The impact of the article was immediate. A quick Google search yielded multiple follow-up articles and blog posts. Liberals nationwide were off and running with a new same-sex marriage endorsement: this one from Reagan, the conservative's conservative.

This is not the first time liberals have rushed to recast Reagan according to their policy preferences. Immediately after his death in June 2004, he was trotted out as a poster-boy for embryonic stem-cell research.

Please, not so fast.

In Davis' defense, she starts with a crucial point about her father, one liberals had utterly refused while the man was alive: "He was a very tolerant person."

Indeed, Reagan was tolerant -- on religion, on race, on ethnic differences, on differences of opinion on many things, and also toward gays. As Davis notes, "He did not have prejudices against gay people." Davis gives just a few of many examples.

But she then goes where I don't think we should. She states of her father and same-sex marriage: "I don't think he would stand in the way of it, at all. I don't think he would stand in the way of two people wanting to make a commitment to one another."

Davis then uses an argument that is libertarian (which Reagan was not), and which fails to understand the essence of conservatives' objection to same-sex marriage: "I also think because he wanted government out of peoples' lives, he would not understand the intrusion of government banning such a thing. This is not what he would have thought government should be doing."

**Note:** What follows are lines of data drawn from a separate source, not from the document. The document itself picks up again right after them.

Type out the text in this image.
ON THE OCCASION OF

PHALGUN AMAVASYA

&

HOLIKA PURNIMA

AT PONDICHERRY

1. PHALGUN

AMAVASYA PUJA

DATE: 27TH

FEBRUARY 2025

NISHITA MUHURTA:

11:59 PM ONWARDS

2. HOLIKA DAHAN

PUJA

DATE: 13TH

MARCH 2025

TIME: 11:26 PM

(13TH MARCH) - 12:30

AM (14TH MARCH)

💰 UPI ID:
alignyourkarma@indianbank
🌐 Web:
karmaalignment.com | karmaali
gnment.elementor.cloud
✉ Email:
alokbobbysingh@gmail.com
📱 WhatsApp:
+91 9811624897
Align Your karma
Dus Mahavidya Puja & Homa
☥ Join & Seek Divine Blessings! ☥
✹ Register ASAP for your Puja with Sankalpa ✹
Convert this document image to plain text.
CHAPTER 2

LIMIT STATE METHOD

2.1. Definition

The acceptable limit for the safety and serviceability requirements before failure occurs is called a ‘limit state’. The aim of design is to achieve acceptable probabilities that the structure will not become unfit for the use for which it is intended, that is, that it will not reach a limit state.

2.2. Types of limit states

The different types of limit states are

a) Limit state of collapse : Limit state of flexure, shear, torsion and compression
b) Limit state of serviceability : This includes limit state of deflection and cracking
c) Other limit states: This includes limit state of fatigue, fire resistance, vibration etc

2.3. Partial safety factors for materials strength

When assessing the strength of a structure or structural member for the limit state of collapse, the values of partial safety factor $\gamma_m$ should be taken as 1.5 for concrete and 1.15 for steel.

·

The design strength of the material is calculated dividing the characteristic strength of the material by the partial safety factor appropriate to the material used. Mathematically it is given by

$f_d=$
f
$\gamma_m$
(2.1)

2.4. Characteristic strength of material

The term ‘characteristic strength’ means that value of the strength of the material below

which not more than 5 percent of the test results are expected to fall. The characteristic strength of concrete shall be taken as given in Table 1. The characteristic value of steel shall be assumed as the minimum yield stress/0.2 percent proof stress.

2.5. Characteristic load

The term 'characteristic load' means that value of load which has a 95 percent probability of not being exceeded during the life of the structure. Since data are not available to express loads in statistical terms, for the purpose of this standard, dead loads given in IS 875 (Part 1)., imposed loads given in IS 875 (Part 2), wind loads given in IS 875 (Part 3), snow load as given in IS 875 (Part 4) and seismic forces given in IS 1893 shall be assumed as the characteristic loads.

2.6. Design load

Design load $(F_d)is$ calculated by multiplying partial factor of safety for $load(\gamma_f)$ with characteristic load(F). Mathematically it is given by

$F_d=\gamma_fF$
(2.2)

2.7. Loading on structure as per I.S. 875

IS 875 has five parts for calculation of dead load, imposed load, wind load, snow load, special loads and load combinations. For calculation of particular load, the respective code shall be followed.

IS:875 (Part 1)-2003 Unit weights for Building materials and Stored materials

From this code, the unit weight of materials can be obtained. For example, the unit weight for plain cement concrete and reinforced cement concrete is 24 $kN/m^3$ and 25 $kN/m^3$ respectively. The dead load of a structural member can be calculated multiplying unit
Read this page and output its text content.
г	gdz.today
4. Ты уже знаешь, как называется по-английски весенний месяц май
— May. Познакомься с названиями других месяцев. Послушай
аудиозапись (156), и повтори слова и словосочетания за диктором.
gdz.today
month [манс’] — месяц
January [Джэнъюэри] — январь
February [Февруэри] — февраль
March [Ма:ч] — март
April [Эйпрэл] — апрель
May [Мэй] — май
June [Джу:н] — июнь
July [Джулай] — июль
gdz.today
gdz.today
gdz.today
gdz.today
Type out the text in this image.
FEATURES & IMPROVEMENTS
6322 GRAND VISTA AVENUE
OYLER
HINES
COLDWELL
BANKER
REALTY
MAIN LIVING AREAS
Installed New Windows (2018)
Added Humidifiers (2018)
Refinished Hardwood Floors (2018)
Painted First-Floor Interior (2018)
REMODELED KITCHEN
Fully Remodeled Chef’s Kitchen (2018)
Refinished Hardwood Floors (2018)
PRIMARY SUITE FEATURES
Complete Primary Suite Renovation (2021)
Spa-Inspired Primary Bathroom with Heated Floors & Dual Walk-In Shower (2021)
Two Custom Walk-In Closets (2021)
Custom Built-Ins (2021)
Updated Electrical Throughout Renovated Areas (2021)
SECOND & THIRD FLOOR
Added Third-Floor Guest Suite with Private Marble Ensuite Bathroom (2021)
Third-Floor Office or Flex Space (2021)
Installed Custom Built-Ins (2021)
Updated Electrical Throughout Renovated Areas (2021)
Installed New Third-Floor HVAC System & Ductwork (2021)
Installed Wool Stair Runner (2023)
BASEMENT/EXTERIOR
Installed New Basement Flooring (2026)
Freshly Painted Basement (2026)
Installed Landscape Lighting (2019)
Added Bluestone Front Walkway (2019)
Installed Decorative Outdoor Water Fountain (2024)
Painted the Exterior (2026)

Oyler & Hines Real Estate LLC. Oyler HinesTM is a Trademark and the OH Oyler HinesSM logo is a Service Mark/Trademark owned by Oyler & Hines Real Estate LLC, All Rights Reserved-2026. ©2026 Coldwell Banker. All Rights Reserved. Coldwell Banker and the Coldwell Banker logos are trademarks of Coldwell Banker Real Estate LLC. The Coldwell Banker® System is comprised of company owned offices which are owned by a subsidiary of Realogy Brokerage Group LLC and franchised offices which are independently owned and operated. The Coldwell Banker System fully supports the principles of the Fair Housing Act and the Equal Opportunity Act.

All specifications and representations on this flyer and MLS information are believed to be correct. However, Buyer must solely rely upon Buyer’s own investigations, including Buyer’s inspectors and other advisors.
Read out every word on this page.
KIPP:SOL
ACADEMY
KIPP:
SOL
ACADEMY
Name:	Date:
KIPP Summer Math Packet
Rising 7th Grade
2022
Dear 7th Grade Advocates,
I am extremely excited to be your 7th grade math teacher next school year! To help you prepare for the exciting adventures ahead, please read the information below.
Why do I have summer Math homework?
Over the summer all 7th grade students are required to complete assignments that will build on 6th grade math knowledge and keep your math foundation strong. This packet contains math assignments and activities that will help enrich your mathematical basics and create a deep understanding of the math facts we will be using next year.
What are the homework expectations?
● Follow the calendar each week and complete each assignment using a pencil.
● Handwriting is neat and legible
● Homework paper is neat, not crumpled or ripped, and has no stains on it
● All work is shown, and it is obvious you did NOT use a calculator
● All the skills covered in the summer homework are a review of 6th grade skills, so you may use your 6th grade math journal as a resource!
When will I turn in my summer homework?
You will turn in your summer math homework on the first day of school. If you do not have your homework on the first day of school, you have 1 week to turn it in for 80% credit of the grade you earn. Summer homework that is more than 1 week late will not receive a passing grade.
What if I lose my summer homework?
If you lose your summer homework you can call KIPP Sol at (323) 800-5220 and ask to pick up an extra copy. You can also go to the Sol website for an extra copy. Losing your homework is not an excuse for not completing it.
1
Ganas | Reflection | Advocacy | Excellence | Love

The problem with that statement, applied to the same-sex marriage debate, is this: Conservatives object to the federal government rendering unto itself the unprecedented ability to redefine marriage. Such is a massive step toward government intervention (one that should worry libertarians), toward powerful government, toward big government -- not restrained and limited government.

It is a step that breaks entirely new ground in not only American history but human history, one with unimaginable and extraordinary effects yet to come on the family, the culture, the economy, government services and (among others) the court system.